From Insights and Inspirations
Published by the Ra’anana Community Kollel
Vaetchanan 5764
Ra’anana Community Kollel
Honoring Parents and the Red Cow
Rabbi Binyomin Lipson
Honor your father and mother as Hashem your G-d has commanded you.
(Devarim 5:16)
In discussing the great obligation to honor one’s parents, the Gemara (Kidushin 31) relates the story of a certain gentile who was in possession of a rare and valuable gem which was needed by the Jewish Sages for the breastplate of the Kohain Gadol. However, when the Sages arrived in order to purchase this treasure, the Gemara relates that he refused to sell it to them for a rather unusual reason. The key to the safe in which the gem was kept was hidden under his father’s pillow, and his father was fast asleep! Thus, rather than awaken him, the gentile declined the Sages’ offer in order not to disturb his father. The Gemara goes on the relate that the next year, Hashem rewarded this man for this great act of self-sacrifice by allowing a parah adumah to be born in his herd. This was indeed an extremely valuable reward, as the parah adumah was desperately needed by the Jewish people for ritual purposes and was at the same time extremely rare and hard to attain. When the Sages approached the gentile a second time in order to purchase the parah adumah, he responded that although he knew that they would have been willing to pay any amount of money for it, he only wished to receive the payment that he had lost out on by honoring his father on the previous occasion.
Why did Hashem reward this man specifically by giving him a parah adumah? Certainly, there were countless other ways in which He could have made him rich? Many explain that the reason why Hashem chose this this specific method in which to reward him was in order to make an important point by emphasizing a unique quality that is only found amongst the Jewish people. The mitzvah of honoring one’s parents is one of the most logically understood mitzvot in the Torah. Indeed, anyone who contemplates all that his parents have done for him, from the minute he was born until the present will undoubtedly feel a tremendous sense of gratitude. Thus, the “mitzvah” which this gentile was willing to loose so much for was in fact a logical conclusion at which any intelligent person could have arrived. True, he was willing to sacrifice a large amount of money for it, but in essence he was acting in accordance with his own logic and reason.
The mitzvah of parah adumah on the other hand represents the exact opposite of this line of thinking. We are told that this mitzvah is the ultimate chok, a command which we can never hope to understand in any way with our own intellectual faculties.
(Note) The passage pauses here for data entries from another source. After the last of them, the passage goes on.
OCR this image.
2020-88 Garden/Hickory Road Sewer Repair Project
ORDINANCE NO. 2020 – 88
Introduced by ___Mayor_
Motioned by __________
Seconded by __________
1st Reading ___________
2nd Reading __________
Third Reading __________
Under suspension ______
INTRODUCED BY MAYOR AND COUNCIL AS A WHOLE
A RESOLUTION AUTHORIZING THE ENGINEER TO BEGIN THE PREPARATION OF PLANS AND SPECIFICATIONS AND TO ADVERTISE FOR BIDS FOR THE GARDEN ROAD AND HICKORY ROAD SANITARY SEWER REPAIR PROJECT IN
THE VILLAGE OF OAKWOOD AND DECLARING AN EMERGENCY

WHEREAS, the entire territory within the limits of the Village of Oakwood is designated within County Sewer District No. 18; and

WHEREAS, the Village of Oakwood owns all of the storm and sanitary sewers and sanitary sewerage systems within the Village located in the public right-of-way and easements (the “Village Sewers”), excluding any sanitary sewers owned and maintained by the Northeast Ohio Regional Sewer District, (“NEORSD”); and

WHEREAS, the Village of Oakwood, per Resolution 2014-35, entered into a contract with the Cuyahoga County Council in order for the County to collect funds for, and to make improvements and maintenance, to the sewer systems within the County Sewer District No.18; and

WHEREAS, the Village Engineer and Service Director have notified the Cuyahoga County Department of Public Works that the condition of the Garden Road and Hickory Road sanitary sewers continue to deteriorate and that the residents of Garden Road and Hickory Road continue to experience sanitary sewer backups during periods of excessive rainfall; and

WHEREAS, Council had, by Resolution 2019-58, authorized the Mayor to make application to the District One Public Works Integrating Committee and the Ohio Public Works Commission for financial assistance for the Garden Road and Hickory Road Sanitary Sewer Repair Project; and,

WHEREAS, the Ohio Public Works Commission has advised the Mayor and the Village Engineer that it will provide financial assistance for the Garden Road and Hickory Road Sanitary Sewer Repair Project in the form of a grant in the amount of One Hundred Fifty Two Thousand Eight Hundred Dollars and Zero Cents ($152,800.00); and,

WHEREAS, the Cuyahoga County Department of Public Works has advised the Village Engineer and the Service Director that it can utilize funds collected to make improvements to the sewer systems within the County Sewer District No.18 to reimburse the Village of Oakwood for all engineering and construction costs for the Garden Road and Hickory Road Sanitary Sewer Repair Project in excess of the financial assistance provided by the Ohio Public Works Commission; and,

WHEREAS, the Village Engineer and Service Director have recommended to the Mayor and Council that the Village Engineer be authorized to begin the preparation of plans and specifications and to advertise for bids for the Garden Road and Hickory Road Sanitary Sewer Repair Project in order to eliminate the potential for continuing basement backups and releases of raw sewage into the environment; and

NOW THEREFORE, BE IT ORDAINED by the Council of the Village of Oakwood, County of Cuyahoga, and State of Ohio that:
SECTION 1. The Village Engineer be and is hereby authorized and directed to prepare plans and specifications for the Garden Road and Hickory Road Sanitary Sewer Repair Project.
Without question, when it comes to the mitzvah of parah adumah, there is absolutely no question that we are acting solely according to the command of a higher power; our all-knowing Creator who formed heaven and Earth. The nations of the world have many social laws which they keep with great scrutiny, but they are always those which they arrive at through the use of human logic. It is only Klal Yisrael, Hashem’s chosen nation which is capable of committing itself to a set of guidelines which is beyond their level of intellectual comprehension, and this is what Hashem wanted to illustrate by giving the reward of a parah adumah. This is what the Torah alludes to by telling us to honor our parents “as Hashem your G-d has commanded you”. Specifically because this mitzvah lends itself to logical understanding, we need to be remind to adhere to it, not because our minds tell us to, but rather, because we have been commanded to do so by our Creator.
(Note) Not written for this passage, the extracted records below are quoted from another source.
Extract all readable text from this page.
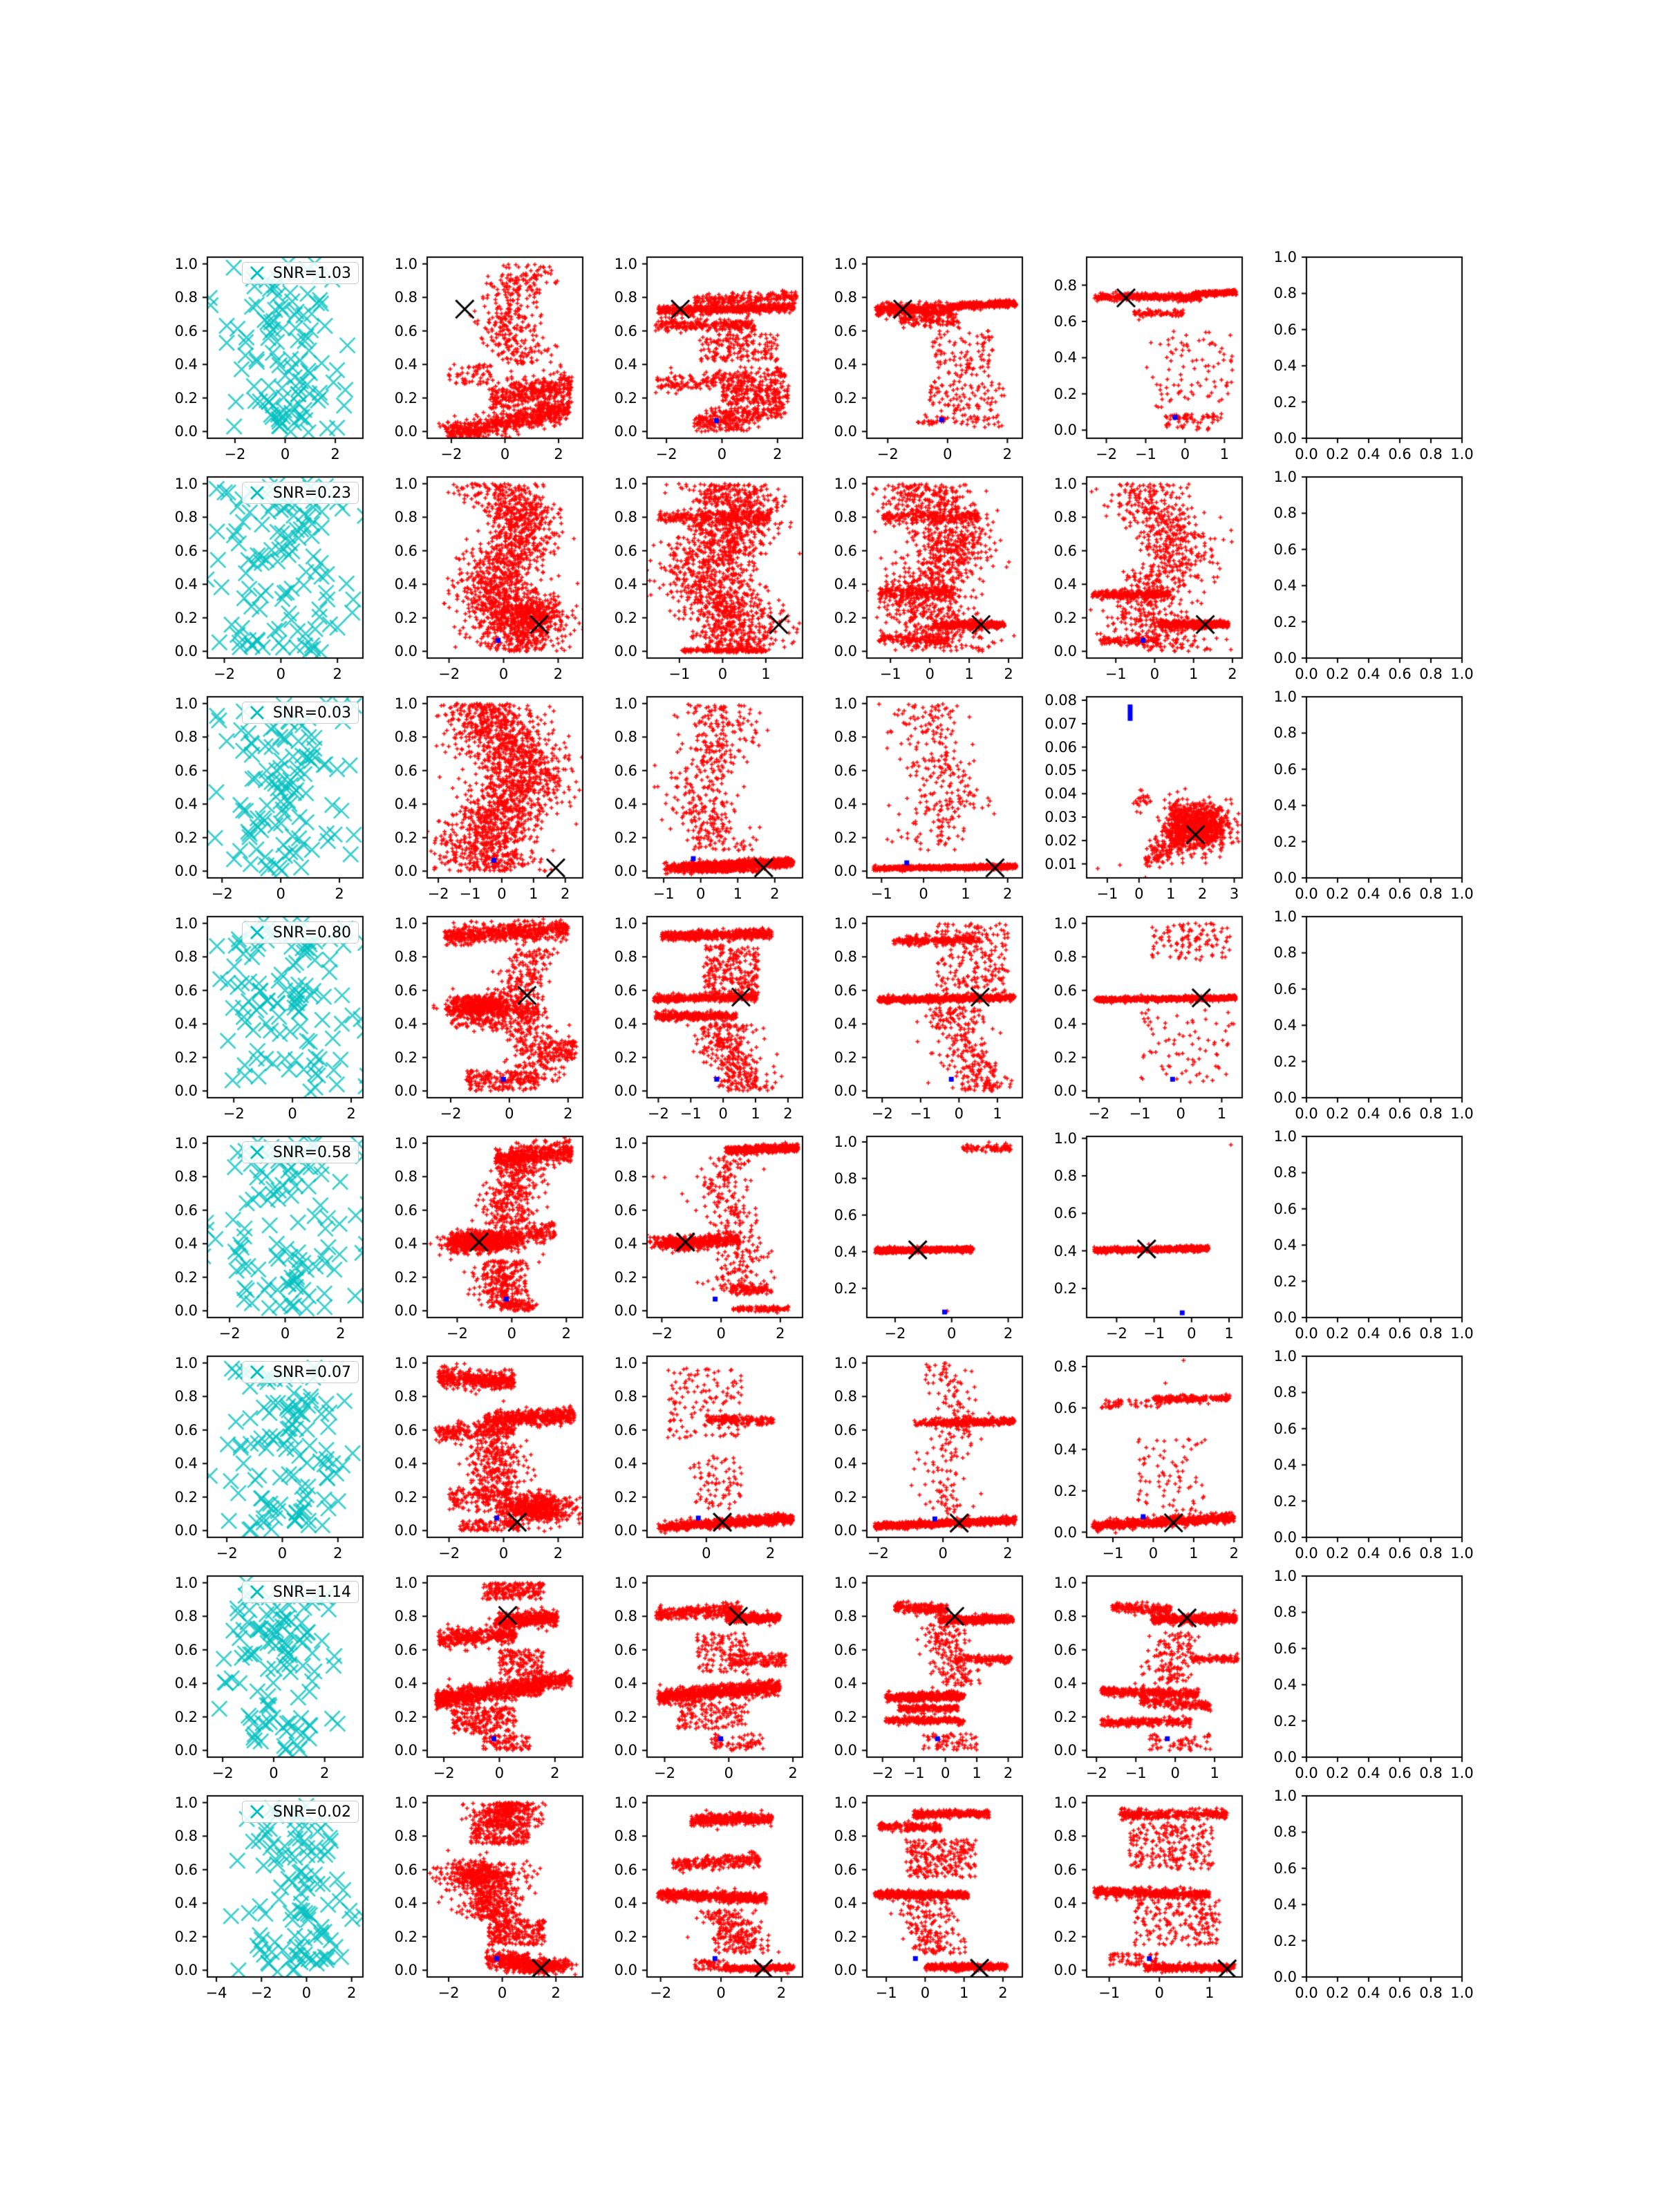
−2	0	2
0.0
0.2
0.4
0.6
0.8
1.0
SNR=1.03
−2	0	2
0.0
0.2
0.4
0.6
0.8
1.0
−2	0	2
0.0
0.2
0.4
0.6
0.8
1.0
−2	0	2
0.0
0.2
0.4
0.6
0.8
1.0
−2	−1	0	1
0.0
0.2
0.4
0.6
0.8
0.0 0.2 0.4 0.6 0.8 1.0
0.0
0.2
0.4
0.6
0.8
1.0
−2	0	2
0.0
0.2
0.4
0.6
0.8
1.0
SNR=0.23
−2	0	2
0.0
0.2
0.4
0.6
0.8
1.0
−1	0	1
0.0
0.2
0.4
0.6
0.8
1.0
−1	0	1	2
0.0
0.2
0.4
0.6
0.8
1.0
−1	0	1	2
0.0
0.2
0.4
0.6
0.8
1.0
0.0 0.2 0.4 0.6 0.8 1.0
0.0
0.2
0.4
0.6
0.8
1.0
−2	0	2
0.0
0.2
0.4
0.6
0.8
1.0
SNR=0.03
−2 −1	0	1	2
0.0
0.2
0.4
0.6
0.8
1.0
−1	0	1	2
0.0
0.2
0.4
0.6
0.8
1.0
−1	0	1	2
0.0
0.2
0.4
0.6
0.8
1.0
−1	0	1	2	3
0.01
0.02
0.03
0.04
0.05
0.06
0.07
0.08
0.0 0.2 0.4 0.6 0.8 1.0
0.0
0.2
0.4
0.6
0.8
1.0
−2	0	2
0.0
0.2
0.4
0.6
0.8
1.0
SNR=0.80
−2	0	2
0.0
0.2
0.4
0.6
0.8
1.0
−2 −1	0	1	2
0.0
0.2
0.4
0.6
0.8
1.0
−2	−1	0	1
0.0
0.2
0.4
0.6
0.8
1.0
−2	−1	0	1
0.0
0.2
0.4
0.6
0.8
1.0
0.0 0.2 0.4 0.6 0.8 1.0
0.0
0.2
0.4
0.6
0.8
1.0
−2	0	2
0.0
0.2
0.4
0.6
0.8
1.0
SNR=0.58
−2	0	2
0.0
0.2
0.4
0.6
0.8
1.0
−2	0	2
0.0
0.2
0.4
0.6
0.8
1.0
−2	0	2
0.2
0.4
0.6
0.8
1.0
−2	−1	0	1
0.2
0.4
0.6
0.8
1.0
0.0 0.2 0.4 0.6 0.8 1.0
0.0
0.2
0.4
0.6
0.8
1.0
−2	0	2
0.0
0.2
0.4
0.6
0.8
1.0
SNR=0.07
−2	0	2
0.0
0.2
0.4
0.6
0.8
1.0
0	2
0.0
0.2
0.4
0.6
0.8
1.0
−2	0	2
0.0
0.2
0.4
0.6
0.8
1.0
−1	0	1	2
0.0
0.2
0.4
0.6
0.8
0.0 0.2 0.4 0.6 0.8 1.0
0.0
0.2
0.4
0.6
0.8
1.0
−2	0	2
0.0
0.2
0.4
0.6
0.8
1.0
SNR=1.14
−2	0	2
0.0
0.2
0.4
0.6
0.8
1.0
−2	0	2
0.0
0.2
0.4
0.6
0.8
1.0
−2 −1	0	1	2
0.0
0.2
0.4
0.6
0.8
1.0
−2	−1	0	1
0.0
0.2
0.4
0.6
0.8
1.0
0.0 0.2 0.4 0.6 0.8 1.0
0.0
0.2
0.4
0.6
0.8
1.0
−4	−2	0	2
0.0
0.2
0.4
0.6
0.8
1.0
SNR=0.02
−2	0	2
0.0
0.2
0.4
0.6
0.8
1.0
−2	0	2
0.0
0.2
0.4
0.6
0.8
1.0
−1	0	1	2
0.0
0.2
0.4
0.6
0.8
1.0
−1	0	1
0.0
0.2
0.4
0.6
0.8
1.0
0.0 0.2 0.4 0.6 0.8 1.0
0.0
0.2
0.4
0.6
0.8
1.0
There is yet another interesting point which we see from this story. When the Jewish Sages went to the gentile the second time in order to purchase the parah adumah, he responded that although he knew that they would be wiling to pay any price that he asked, he would only charge them the amount of money “that I lost for the honor of my father.” When we examine this response carefully, we can see that although he was willing to uphold the social value of honoring his father even to the extent that he stood to loose a large sum of money, it was still considered by him as a “loss” that he needed to be compensated for in the following year. Many times in the process of performing a mitzvah it is necessary for us to spend money, not only to purchase mitzvah objects, (Torah books, tefillin, mezuzot, etc.) but also to avoid violating negative prohibitions. The question is, do we relate to these two categories in the same way? When we buy a kosher mezuzah for our house we feel that our money has been well spent on something from which we will derive great benefit. Do we have the same feeling when we have to pay significantly extra for a flight that will arrive significantly before Shabbat?
These are two unquestionably valuable lessons that we can honestly say that we gleaned from the story of the gentile and his red cow!